Given the issues with MercuryPharma Liothyronine (cost, Yellow Card reports, etc.), I was prompted to look again at the MHRA site regarding product licences. Must have been quite a while since I looked - much has changed from what I remember. (Or is that my memory playing tricks?) Most particularly, there is something called the Mutual recognition procedure.
My take on it is that a medicine that has been granted a licence in one EU country can apply for another country to grant a licence simply because it already has one in another EU country. Obviously this is not automatic. There will be checks. Perhaps not all national approval systems are equally trusted, etc. But, at heart, it might indeed be much simpler for a liothyronine producer in another EU country to get a UK product licence.
The most obvious company, it appears to me, is Sanofi - given that in France it sells Cynomel, and in Germany, under its Sanofi Deutschland name (formerly Henning) it sells Thybon. Sanofi already has a UK presence.

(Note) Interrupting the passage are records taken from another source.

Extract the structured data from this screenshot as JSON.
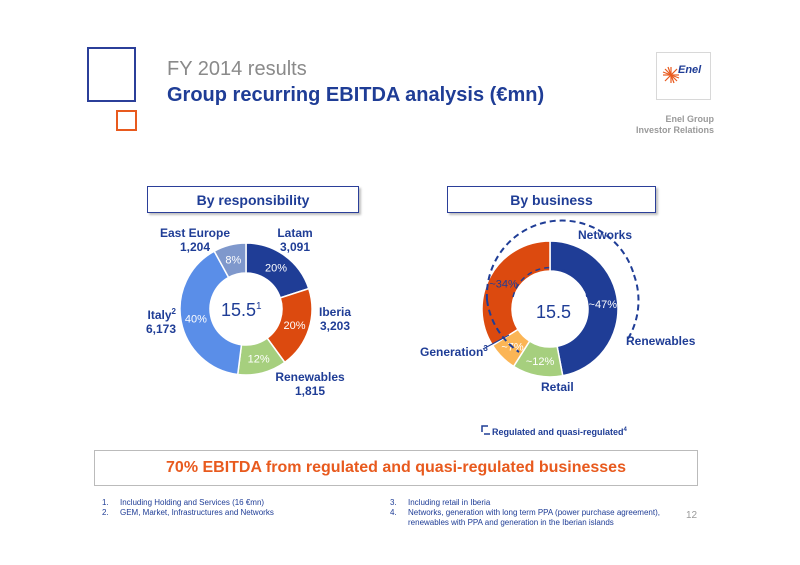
{
  "header": {
    "subtitle": "FY 2014 results",
    "title": "Group recurring EBITDA analysis (€mn)",
    "logo_text": "Enel",
    "group_name": "Enel Group",
    "group_sub": "Investor Relations"
  },
  "panels": {
    "left_title": "By responsibility",
    "right_title": "By business"
  },
  "chart_data": [
    {
      "type": "pie",
      "title": "By responsibility",
      "center_value": "15.5",
      "center_sup": "1",
      "categories": [
        "Latam",
        "Iberia",
        "Renewables",
        "Italy",
        "East Europe"
      ],
      "values": [
        20,
        20,
        12,
        40,
        8
      ],
      "amounts": [
        "3,091",
        "3,203",
        "1,815",
        "6,173",
        "1,204"
      ],
      "labels": [
        "20%",
        "20%",
        "12%",
        "40%",
        "8%"
      ],
      "label_sups": [
        "",
        "",
        "",
        "2",
        ""
      ],
      "colors": [
        "#1f3d96",
        "#dc4a0f",
        "#a6cf7e",
        "#5a8ee8",
        "#7f98cc"
      ]
    },
    {
      "type": "pie",
      "title": "By business",
      "center_value": "15.5",
      "categories": [
        "Networks",
        "Renewables",
        "Retail",
        "Generation"
      ],
      "values": [
        47,
        12,
        7,
        34
      ],
      "labels": [
        "~47%",
        "~12%",
        "~7%",
        "~34%"
      ],
      "label_sups": [
        "",
        "",
        "",
        "3"
      ],
      "colors": [
        "#1f3d96",
        "#a6cf7e",
        "#fbb555",
        "#dc4a0f"
      ],
      "legend": "Regulated and quasi-regulated",
      "legend_sup": "4"
    }
  ],
  "banner": "70% EBITDA from regulated and quasi-regulated businesses",
  "footnotes": [
    {
      "num": "1.",
      "text": "Including Holding and Services (16 €mn)"
    },
    {
      "num": "2.",
      "text": "GEM, Market, Infrastructures and Networks"
    },
    {
      "num": "3.",
      "text": "Including retail in Iberia"
    },
    {
      "num": "4.",
      "text": "Networks, generation with long term PPA (power purchase agreement),"
    },
    {
      "num": "",
      "text": "renewables with PPA and generation in the Iberian islands"
    }
  ],
  "page_number": "12"
}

We don't know what is happening behind the scenes. Is it possible that this is in part why MercuryPharma are doing what they are to the price? Rake in as much as they can before the competitor(s) come to market? Doesn't in any way excuse or justify their actions, but just might help to explain them. What they have done otherwise looks like market suicide whereas this would be execution by a competitor.

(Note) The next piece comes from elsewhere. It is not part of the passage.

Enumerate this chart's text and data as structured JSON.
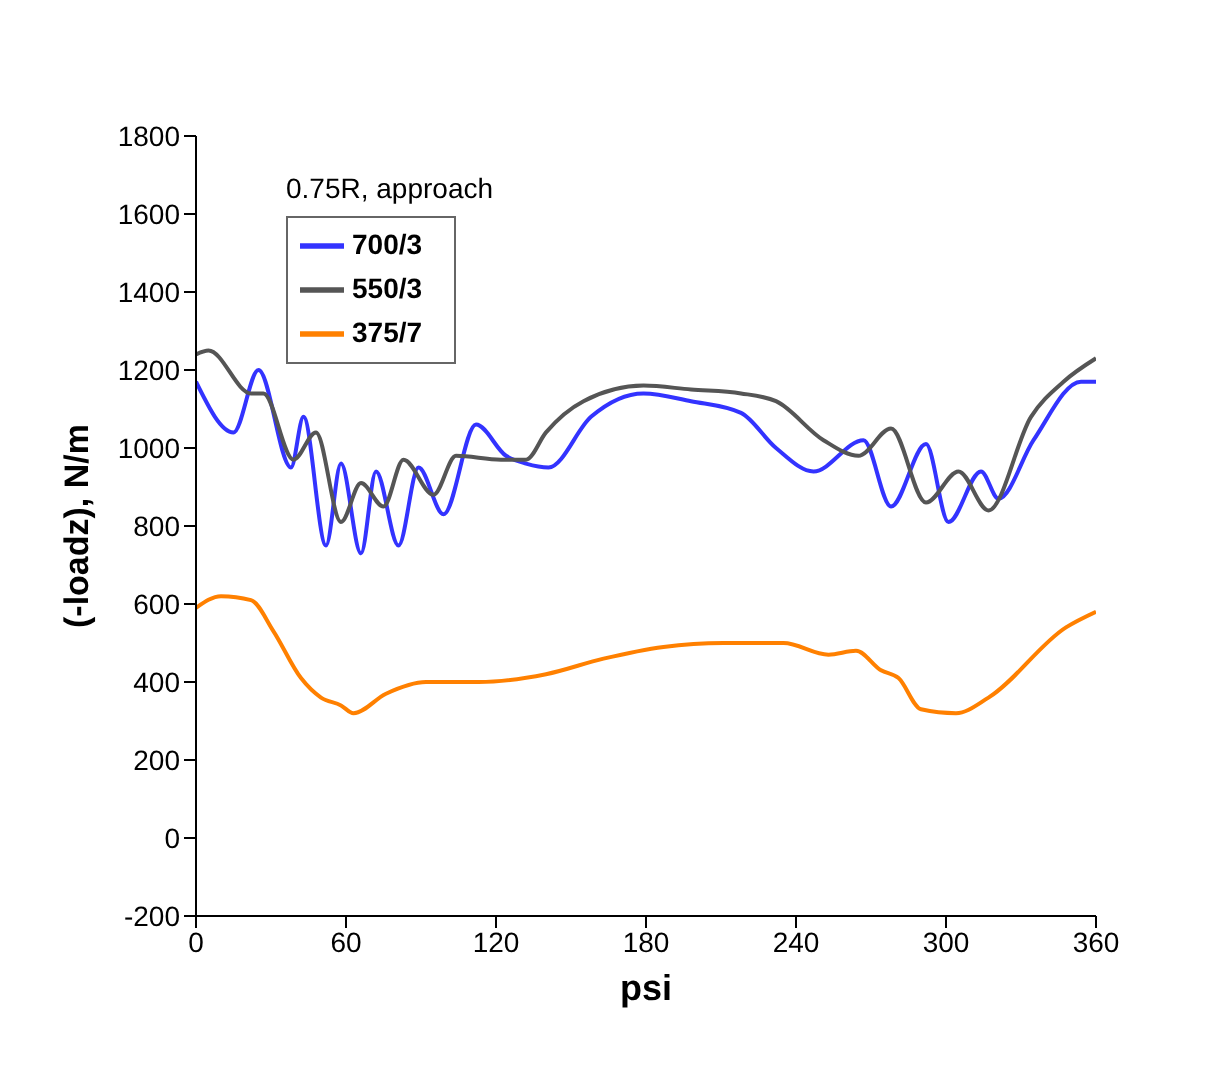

Use the mutual recognition procedure when your product already has a national licence in at least 1 EU country, and you want to market it in more EU countries. The principle is that the countries you wish to add recognise the national licence(s) already granted.
Perhaps the competitor is (partially) behind the MP price rise - they will look competitive even if grossly over-charging. An ideal entry to the UK market - especially if MP are quitting anyway.

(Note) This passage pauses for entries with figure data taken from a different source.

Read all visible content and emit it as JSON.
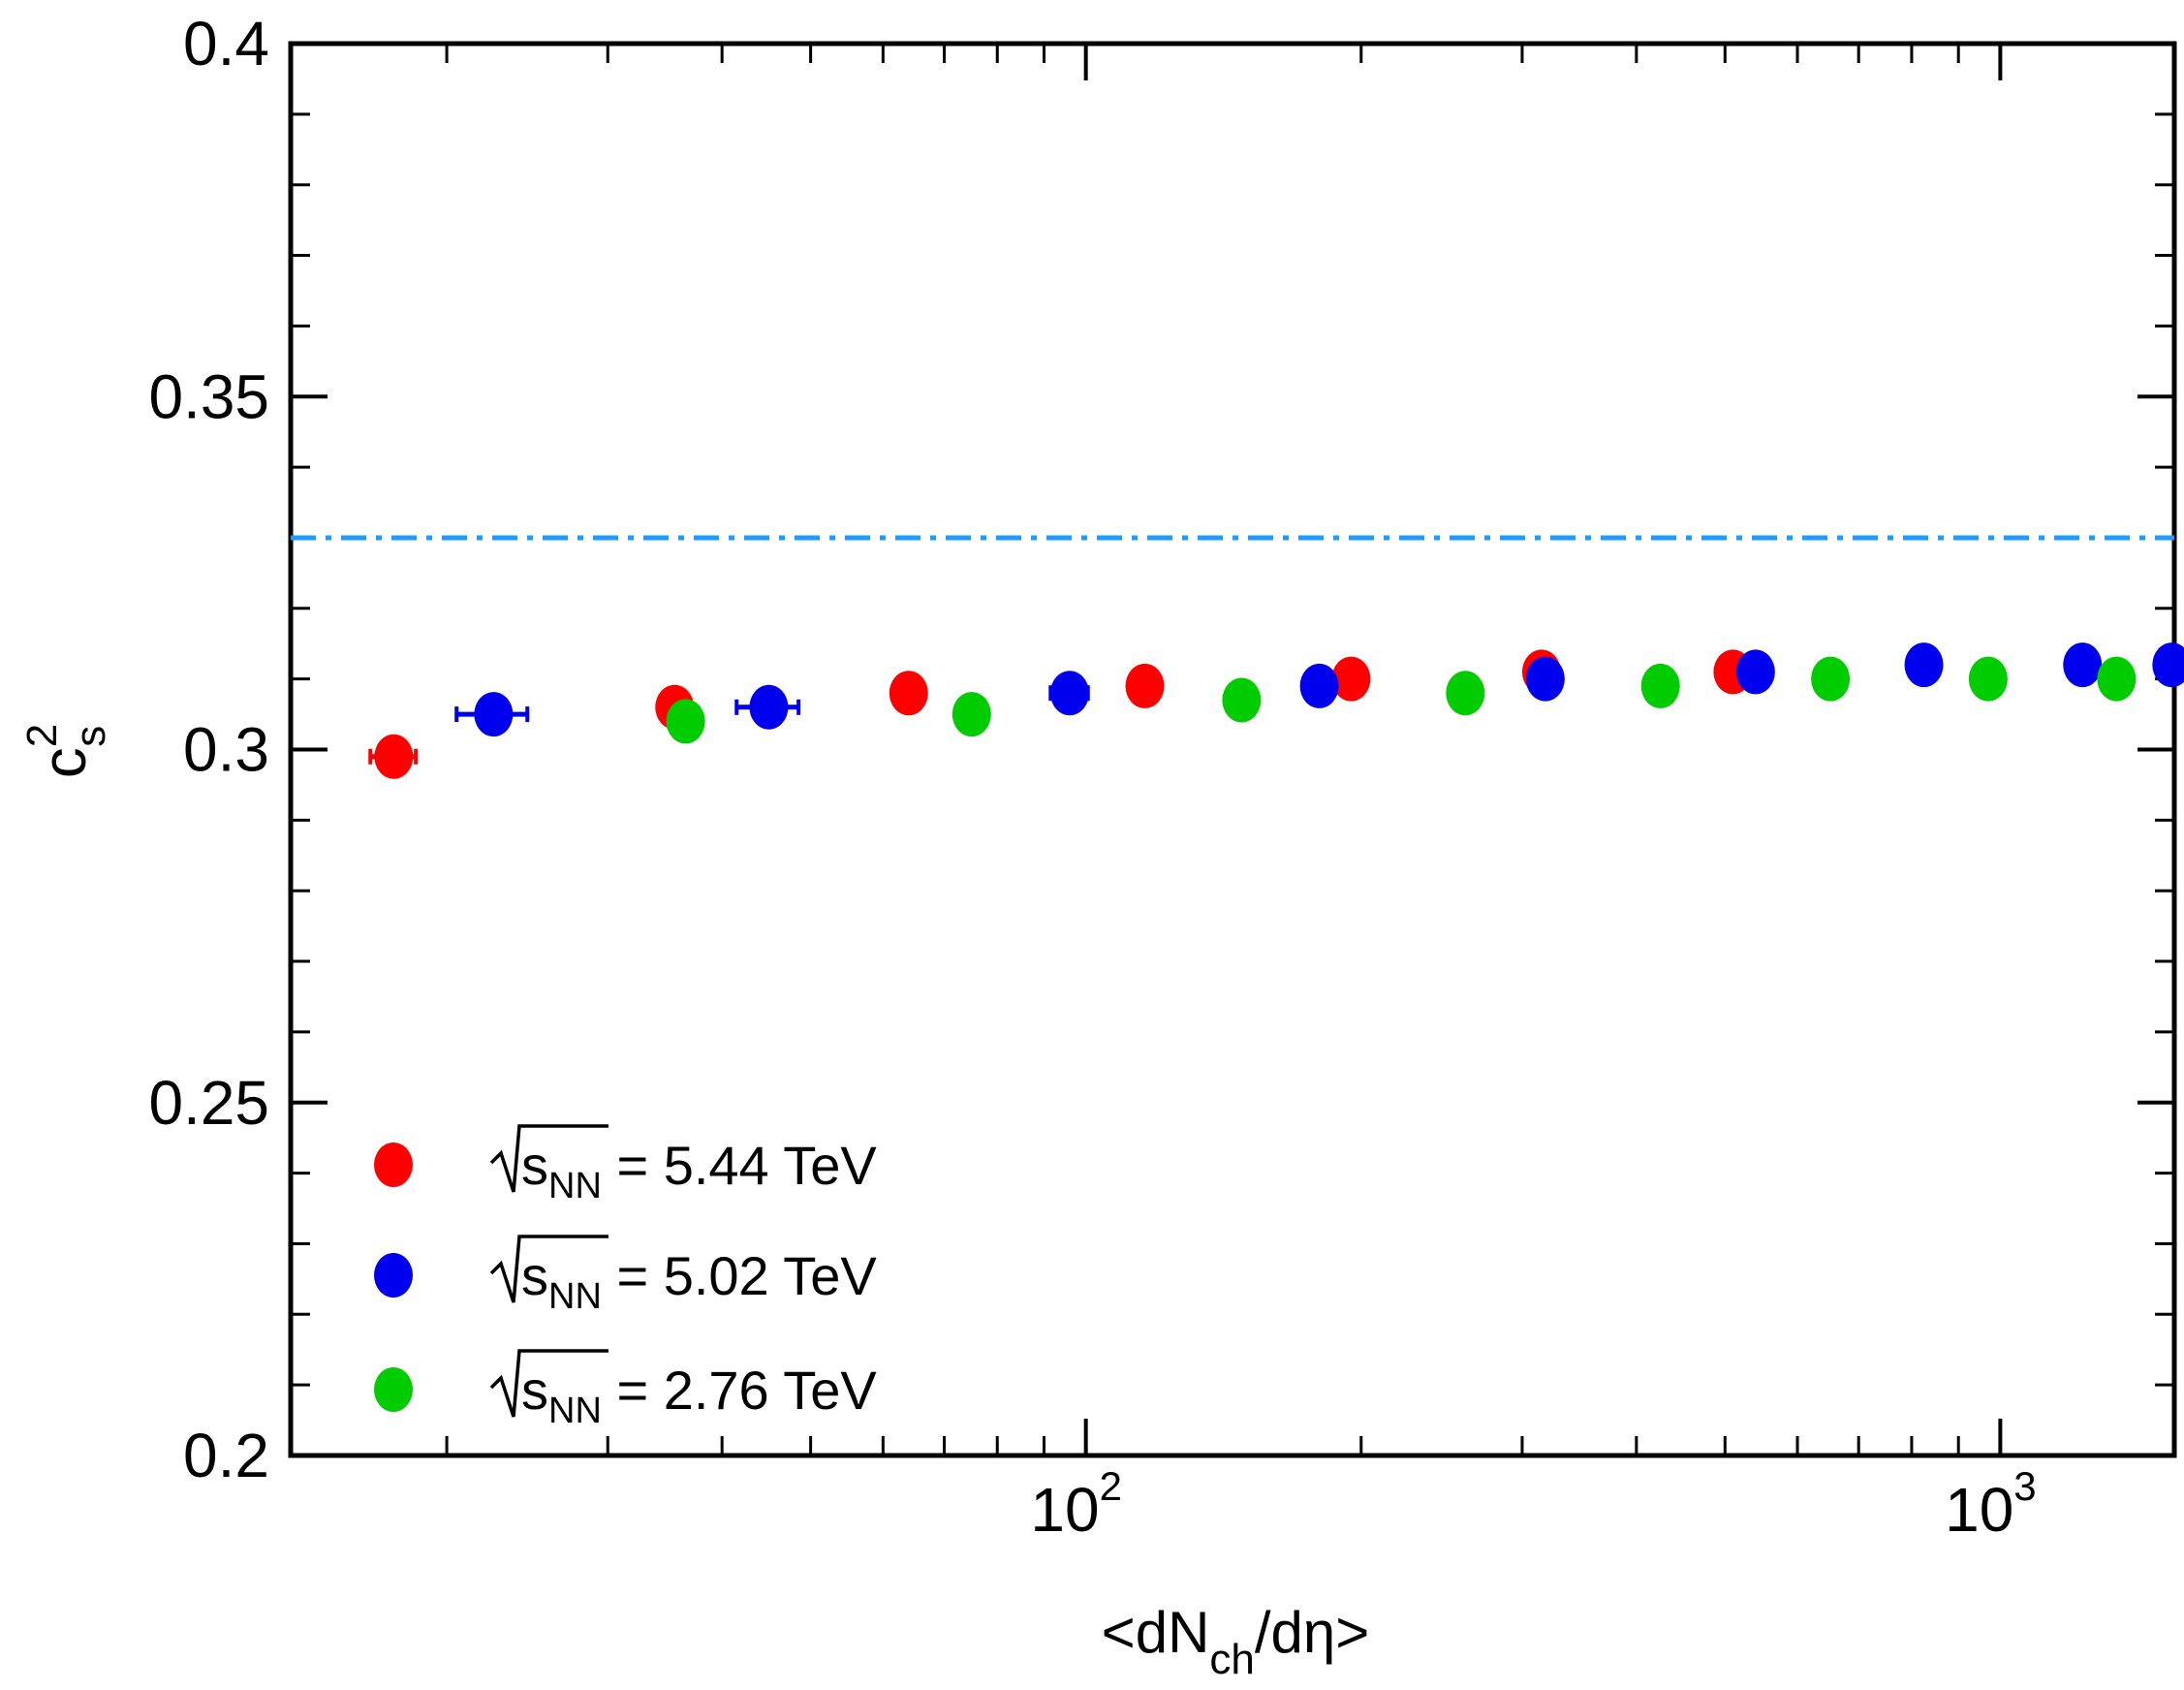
{
  "chart_data": {
    "type": "scatter",
    "x_scale": "log",
    "xlim": [
      13.5,
      1550
    ],
    "ylim": [
      0.2,
      0.4
    ],
    "yticks": [
      0.2,
      0.25,
      0.3,
      0.35,
      0.4
    ],
    "ytick_labels": [
      "0.2",
      "0.25",
      "0.3",
      "0.35",
      "0.4"
    ],
    "xtick_labels": [
      {
        "base": "10",
        "exp": "2",
        "value": 100
      },
      {
        "base": "10",
        "exp": "3",
        "value": 1000
      }
    ],
    "xlabel": {
      "pre": "<dN",
      "sub": "ch",
      "post": "/dη>"
    },
    "ylabel": {
      "base": "c",
      "sup": "2",
      "sub": "s"
    },
    "reference_line": {
      "y": 0.33,
      "color": "#1e9bff",
      "style": "dash-dot"
    },
    "series": [
      {
        "name": "5.44 TeV",
        "legend": {
          "sub": "NN",
          "rest": " = 5.44 TeV"
        },
        "color": "#ff0000",
        "x": [
          17.5,
          35.5,
          64,
          116,
          195,
          315,
          510
        ],
        "y": [
          0.299,
          0.306,
          0.308,
          0.309,
          0.31,
          0.311,
          0.311
        ],
        "xerr": [
          1.0,
          0,
          0,
          0,
          0,
          0,
          0
        ]
      },
      {
        "name": "5.02 TeV",
        "legend": {
          "sub": "NN",
          "rest": " = 5.02 TeV"
        },
        "color": "#0000ee",
        "x": [
          22.5,
          45,
          96,
          180,
          318,
          540,
          825,
          1230,
          1540
        ],
        "y": [
          0.305,
          0.306,
          0.308,
          0.309,
          0.31,
          0.311,
          0.312,
          0.312,
          0.312
        ],
        "xerr": [
          2.0,
          3.5,
          4.5,
          0,
          0,
          0,
          0,
          0,
          0
        ]
      },
      {
        "name": "2.76 TeV",
        "legend": {
          "sub": "NN",
          "rest": " = 2.76 TeV"
        },
        "color": "#00cc00",
        "x": [
          36.5,
          75,
          148,
          260,
          425,
          652,
          970,
          1340
        ],
        "y": [
          0.304,
          0.305,
          0.307,
          0.308,
          0.309,
          0.31,
          0.31,
          0.31
        ],
        "xerr": [
          1.5,
          0,
          0,
          0,
          0,
          0,
          0,
          0
        ]
      }
    ]
  }
}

[All speculation - don't take any of this as factual.]
This is unbelievable and surely totally unethical! I am completely gobsmacked! Greed seems to dictate everything in business nowadays. Who actually pays initially for the T3 prescribed within the NHS? It must be such a complicated chain. Why can't it be brought it from abroad...at least while we are in th EU!! Nobody should cowtow to a profiteering UK monopolist?
I'm sure you've heard about the obscene mark ups in the U.S. Many of them are cancer drugs but I looked up a drug for SIBO which sells for over $1,000. In Canada, it can be purchased for $152. The government has adopted a laissez-faire attitude toward drug producers. I'm sure there is a corrupt angle behind it.
It certainly looks like it is the same underlying story from around the world. Even if individual medicines show a patchwork of prices - high in some; low in others.
The story from the UK/NHS perspective is that our NHS management, the civil servants in the Department of Health and the politicians have signally failed to react to this. In the case of liothyronine the evidence is as clear as ever it could be. Especially that within the same major trading block - the EU - we see absolute bargain basement prices as well. (We don't have to consider China, third world, etc. to get low priced examples.) It should have been picked up, investigated, challenged, as the price shot up. The legal and commercial framework should have been changed to prevent this obscene exploitation.
I suspect as posted yesterday that when Cinven bought Mercury they upped the price to make it hugely profitable in order to sell on at inflated price.Typical private equity trick.
My MP has suggested I might like to write another letter to the Minister and Helvella & Sheila's information will be very useful.We should all write to uur MP.